Even the loving S8 has a headphone jack and that phone is the top of the line with what you can get lol

Removing an essential port =/= future, it just creates trouble for literally everyone

the quality can only get so good with stereo lol
for headphones what the forget are you expecting

stereo is literally the realistic cap for speakers on headphones

on top of that you're talking about loving quality

have you ever used a pair of $200 non-beats headphones then used a $60-70 pair? the difference is loving night and day.
from infinitely superior build quality (one side not going out on you in about shortly after a year but instead actually being built like tanks)
to clarity and superior choice of preferences in sound type (some people don't like so much bass, that's why sennheiser exists among other things)

this also translates over into ear buds too, it's not limited to headphones, and they're all stereo too.

for bonus points, people think no headphone jack is gonna be the standard despite being hated by basically everyone and all the companies are taking the ever-living piss out of apple for it.

-truth-
This

Limiting it to just Bluetooth and proprietary connectors removes all of the pros of other headphones have to offer

This

Limiting it to just Bluetooth and proprietary connectors removes all of the pros of other headphones have to offer
oh and for bonus points
3.5MM headphone jacks draw directly from your sound card/chip, which means your sound quality is entirely dependent on how good your sound card/chip is (ignoring the cans themselves of course).

when you use bluetooth/thunderbolt/usbofanytype you're now forcing headphone manufacturers to have built in sound chips since there is no longer a direct source to draw from, this is why you have separate proprietary audio drivers for USB and bluetooth and thunderbolt headphones while 3.5MM doesn't require any additional installation because you probably have sound card drivers already installed and that's what 3.5MM draws from. this makes a huger pain in the ass to use different headphones on different devices and if it sounds a bit stuff it's probably because the manufacturer skimped out on either the cans themselves or the audio chip, since there's now a much higher manufacturing cost involved.
« Last Edit: June 07, 2017, 10:53:17 PM by Trymos »

oh and for bonus points
3.5MM headphone jacks draw directly from your sound card/chip, which means your sound quality is entirely dependent on how good your sound card/chip is.
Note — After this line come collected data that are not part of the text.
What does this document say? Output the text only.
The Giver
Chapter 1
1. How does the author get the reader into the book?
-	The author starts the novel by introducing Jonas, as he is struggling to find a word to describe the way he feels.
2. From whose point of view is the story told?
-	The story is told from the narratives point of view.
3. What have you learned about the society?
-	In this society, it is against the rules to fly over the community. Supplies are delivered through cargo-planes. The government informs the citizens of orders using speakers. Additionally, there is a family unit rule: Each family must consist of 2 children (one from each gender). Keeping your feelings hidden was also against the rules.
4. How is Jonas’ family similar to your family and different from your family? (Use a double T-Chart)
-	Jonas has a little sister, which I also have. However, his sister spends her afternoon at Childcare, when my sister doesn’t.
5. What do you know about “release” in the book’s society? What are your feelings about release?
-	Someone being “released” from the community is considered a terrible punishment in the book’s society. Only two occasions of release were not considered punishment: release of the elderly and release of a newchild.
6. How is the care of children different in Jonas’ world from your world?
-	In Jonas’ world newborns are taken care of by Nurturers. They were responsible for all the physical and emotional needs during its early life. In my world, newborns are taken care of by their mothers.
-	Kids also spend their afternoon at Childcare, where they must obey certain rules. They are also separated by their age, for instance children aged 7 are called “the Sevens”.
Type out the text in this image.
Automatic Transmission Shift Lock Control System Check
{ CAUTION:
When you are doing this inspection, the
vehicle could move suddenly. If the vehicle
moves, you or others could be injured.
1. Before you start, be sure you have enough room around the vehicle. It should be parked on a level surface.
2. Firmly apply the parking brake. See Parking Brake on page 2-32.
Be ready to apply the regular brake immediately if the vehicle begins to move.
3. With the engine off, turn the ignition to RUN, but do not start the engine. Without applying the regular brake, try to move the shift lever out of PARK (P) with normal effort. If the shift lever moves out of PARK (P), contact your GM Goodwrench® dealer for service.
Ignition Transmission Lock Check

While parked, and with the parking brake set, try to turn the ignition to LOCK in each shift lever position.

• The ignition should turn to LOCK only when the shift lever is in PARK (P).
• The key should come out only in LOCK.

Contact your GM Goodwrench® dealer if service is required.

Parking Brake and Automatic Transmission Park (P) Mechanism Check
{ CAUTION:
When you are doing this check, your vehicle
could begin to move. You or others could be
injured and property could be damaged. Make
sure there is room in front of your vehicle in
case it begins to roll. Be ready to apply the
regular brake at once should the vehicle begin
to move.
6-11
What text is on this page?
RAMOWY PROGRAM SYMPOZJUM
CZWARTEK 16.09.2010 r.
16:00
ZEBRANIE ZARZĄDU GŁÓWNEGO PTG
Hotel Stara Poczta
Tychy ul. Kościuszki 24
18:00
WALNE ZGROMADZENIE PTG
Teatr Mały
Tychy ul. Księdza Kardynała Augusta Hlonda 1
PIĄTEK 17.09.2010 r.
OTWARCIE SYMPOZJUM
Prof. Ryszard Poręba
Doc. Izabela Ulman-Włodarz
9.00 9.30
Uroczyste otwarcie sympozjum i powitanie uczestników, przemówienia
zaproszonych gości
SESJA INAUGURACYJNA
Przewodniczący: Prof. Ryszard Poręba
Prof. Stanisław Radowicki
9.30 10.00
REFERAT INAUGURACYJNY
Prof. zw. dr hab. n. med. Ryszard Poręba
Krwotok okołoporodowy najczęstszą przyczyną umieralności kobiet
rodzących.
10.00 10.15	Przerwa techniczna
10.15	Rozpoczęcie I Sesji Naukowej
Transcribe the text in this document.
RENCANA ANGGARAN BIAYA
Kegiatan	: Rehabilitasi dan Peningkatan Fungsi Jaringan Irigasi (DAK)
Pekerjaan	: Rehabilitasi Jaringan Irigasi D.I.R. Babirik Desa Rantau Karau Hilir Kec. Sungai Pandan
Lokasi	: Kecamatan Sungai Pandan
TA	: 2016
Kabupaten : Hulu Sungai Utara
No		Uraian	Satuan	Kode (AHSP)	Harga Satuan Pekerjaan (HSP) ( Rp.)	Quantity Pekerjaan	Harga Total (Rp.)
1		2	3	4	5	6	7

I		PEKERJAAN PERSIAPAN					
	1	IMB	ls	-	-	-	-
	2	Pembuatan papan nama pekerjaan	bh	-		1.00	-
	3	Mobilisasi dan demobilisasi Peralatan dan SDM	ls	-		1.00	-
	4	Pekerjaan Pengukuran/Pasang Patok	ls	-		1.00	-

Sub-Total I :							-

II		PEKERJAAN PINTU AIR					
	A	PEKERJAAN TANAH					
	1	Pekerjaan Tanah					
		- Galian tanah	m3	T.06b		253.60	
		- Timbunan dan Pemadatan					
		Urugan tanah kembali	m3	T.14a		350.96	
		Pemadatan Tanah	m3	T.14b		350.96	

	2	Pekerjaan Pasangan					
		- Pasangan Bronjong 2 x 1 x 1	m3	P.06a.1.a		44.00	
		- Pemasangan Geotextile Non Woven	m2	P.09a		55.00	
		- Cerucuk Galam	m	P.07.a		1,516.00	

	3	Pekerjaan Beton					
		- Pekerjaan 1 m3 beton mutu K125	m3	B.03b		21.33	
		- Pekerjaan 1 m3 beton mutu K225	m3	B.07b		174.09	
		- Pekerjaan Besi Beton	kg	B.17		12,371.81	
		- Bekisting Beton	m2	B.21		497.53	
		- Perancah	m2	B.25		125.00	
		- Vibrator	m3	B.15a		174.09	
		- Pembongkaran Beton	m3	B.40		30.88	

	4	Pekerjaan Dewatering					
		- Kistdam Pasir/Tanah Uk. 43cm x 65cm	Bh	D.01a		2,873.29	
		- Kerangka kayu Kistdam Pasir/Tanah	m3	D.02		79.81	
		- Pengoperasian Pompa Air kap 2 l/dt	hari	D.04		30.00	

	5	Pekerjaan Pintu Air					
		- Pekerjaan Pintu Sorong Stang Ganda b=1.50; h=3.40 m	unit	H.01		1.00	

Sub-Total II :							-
when you use bluetooth/thunderbolt/usbofanytype you're now forcing headphone manufacturers to have built in sound chips since there is no longer a direct source to draw from, this is why you have separate proprietary audio drivers for USB and bluetooth and thunderbolt headphones while 3.5MM doesn't require any additional installation because you probably have sound card drivers already installed and that's what 3.5MM draws from. this makes a huger pain in the ass to use different headphones on different devices and if it sounds a bit stuff it's probably because the manufacturer skimped out on either the cans themselves or the audio chip, since there's now a much higher manufacturing cost involved.